How to resolve the sign issue in a SVD problem?
One does not need to separately compute the eigenvectors of $A A^T$ and also $A^T A$ in order to get an SVD (even in hand calculations). Given an orthonormal eigenbasis for $A^T A$ (resp. $A A^T$), this gives you the right (resp. left) singular vectors. The eigenvalues give you the singular values upon taking square roots. The defining equation for the SVD tells you
$$Av_i=\sigma_i u_i \\ A^T u_i=\sigma_i v_i.$$
This just follows by matrix multiplication:
$$A v_i=U \Sigma V^T v_i = U \Sigma e_i = U \sigma_i e_i = \sigma_i u_i.$$
As an aside, the above pair of equations characterize the SVD through a symmetric eigenproblem not involving $A A^T$ or $A^T A$, which is a crucial step toward developing a numerically stable algorithm for the SVD.

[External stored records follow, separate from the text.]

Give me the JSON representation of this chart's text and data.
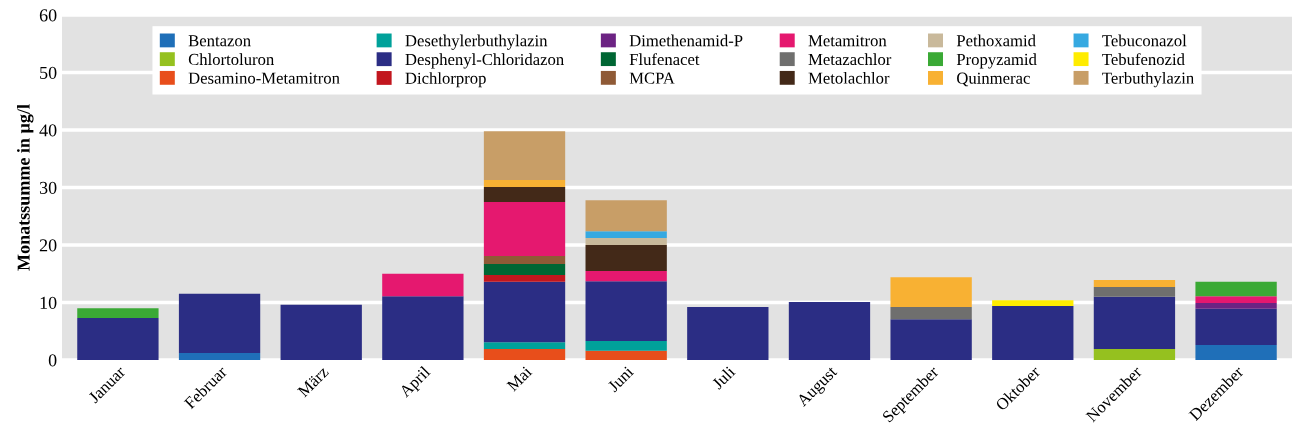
{
  "chart_data": {
    "type": "bar",
    "stacked": true,
    "ylabel": "Monatssumme in µg/l",
    "categories": [
      "Januar",
      "Februar",
      "März",
      "April",
      "Mai",
      "Juni",
      "Juli",
      "August",
      "September",
      "Oktober",
      "November",
      "Dezember"
    ],
    "ylim": [
      0,
      60
    ],
    "yticks": [
      0,
      10,
      20,
      30,
      40,
      50,
      60
    ],
    "grid": "y",
    "legend": "top",
    "series": [
      {
        "name": "Bentazon",
        "color": "#1f6fb8",
        "values": [
          null,
          1.2,
          null,
          null,
          null,
          null,
          null,
          null,
          null,
          null,
          null,
          2.6
        ]
      },
      {
        "name": "Chlortoluron",
        "color": "#95c11f",
        "values": [
          null,
          null,
          null,
          null,
          null,
          null,
          null,
          null,
          null,
          null,
          1.9,
          null
        ]
      },
      {
        "name": "Desamino-Metamitron",
        "color": "#e84e1b",
        "values": [
          null,
          null,
          null,
          null,
          1.9,
          1.6,
          null,
          null,
          null,
          null,
          null,
          null
        ]
      },
      {
        "name": "Desethylerbuthylazin",
        "color": "#00a19a",
        "values": [
          null,
          null,
          null,
          null,
          1.2,
          1.7,
          null,
          null,
          null,
          null,
          null,
          null
        ]
      },
      {
        "name": "Desphenyl-Chloridazon",
        "color": "#2b2d84",
        "values": [
          7.3,
          10.3,
          9.6,
          11.1,
          10.5,
          10.4,
          9.2,
          10.1,
          7.1,
          9.4,
          9.1,
          6.3
        ]
      },
      {
        "name": "Dichlorprop",
        "color": "#c2161e",
        "values": [
          null,
          null,
          null,
          null,
          1.2,
          null,
          null,
          null,
          null,
          null,
          null,
          null
        ]
      },
      {
        "name": "Dimethenamid-P",
        "color": "#6c2383",
        "values": [
          null,
          null,
          null,
          null,
          null,
          null,
          null,
          null,
          null,
          null,
          null,
          1.0
        ]
      },
      {
        "name": "Flufenacet",
        "color": "#006633",
        "values": [
          null,
          null,
          null,
          null,
          1.9,
          null,
          null,
          null,
          null,
          null,
          null,
          null
        ]
      },
      {
        "name": "MCPA",
        "color": "#8f5a36",
        "values": [
          null,
          null,
          null,
          null,
          1.4,
          null,
          null,
          null,
          null,
          null,
          null,
          null
        ]
      },
      {
        "name": "Metamitron",
        "color": "#e5186f",
        "values": [
          null,
          null,
          null,
          3.9,
          9.4,
          1.8,
          null,
          null,
          null,
          null,
          null,
          1.2
        ]
      },
      {
        "name": "Metazachlor",
        "color": "#6f6f6e",
        "values": [
          null,
          null,
          null,
          null,
          null,
          null,
          null,
          null,
          2.1,
          null,
          1.7,
          null
        ]
      },
      {
        "name": "Metolachlor",
        "color": "#432918",
        "values": [
          null,
          null,
          null,
          null,
          2.6,
          4.5,
          null,
          null,
          null,
          null,
          null,
          null
        ]
      },
      {
        "name": "Pethoxamid",
        "color": "#c9b99b",
        "values": [
          null,
          null,
          null,
          null,
          null,
          1.2,
          null,
          null,
          null,
          null,
          null,
          null
        ]
      },
      {
        "name": "Propyzamid",
        "color": "#3aa935",
        "values": [
          1.7,
          null,
          null,
          null,
          null,
          null,
          null,
          null,
          null,
          null,
          null,
          2.5
        ]
      },
      {
        "name": "Quinmerac",
        "color": "#f8b133",
        "values": [
          null,
          null,
          null,
          null,
          1.2,
          null,
          null,
          null,
          5.2,
          null,
          1.2,
          null
        ]
      },
      {
        "name": "Tebuconazol",
        "color": "#36a9e1",
        "values": [
          null,
          null,
          null,
          null,
          null,
          1.2,
          null,
          null,
          null,
          null,
          null,
          null
        ]
      },
      {
        "name": "Tebufenozid",
        "color": "#ffec00",
        "values": [
          null,
          null,
          null,
          null,
          null,
          null,
          null,
          null,
          null,
          1.0,
          null,
          null
        ]
      },
      {
        "name": "Terbuthylazin",
        "color": "#c89e67",
        "values": [
          null,
          null,
          null,
          null,
          8.5,
          5.4,
          null,
          null,
          null,
          null,
          null,
          null
        ]
      }
    ]
  }
}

Anyway, if $\sigma_i \neq 0$, to get $u_i$ (resp. $v_i$) it is enough to apply $A$ (resp. $A^T$) to $v_i$ (resp. $u_i$) and divide by $\sigma_i$. If $\sigma_i$ is zero and you want a full SVD then you have some arbitrary choices to make in order to "fill out" $V$ and/or $U$ (specifically you must select any orthonormal basis for the null space of $A$ and/or $A^T$ and add it to the bona fide singular vectors).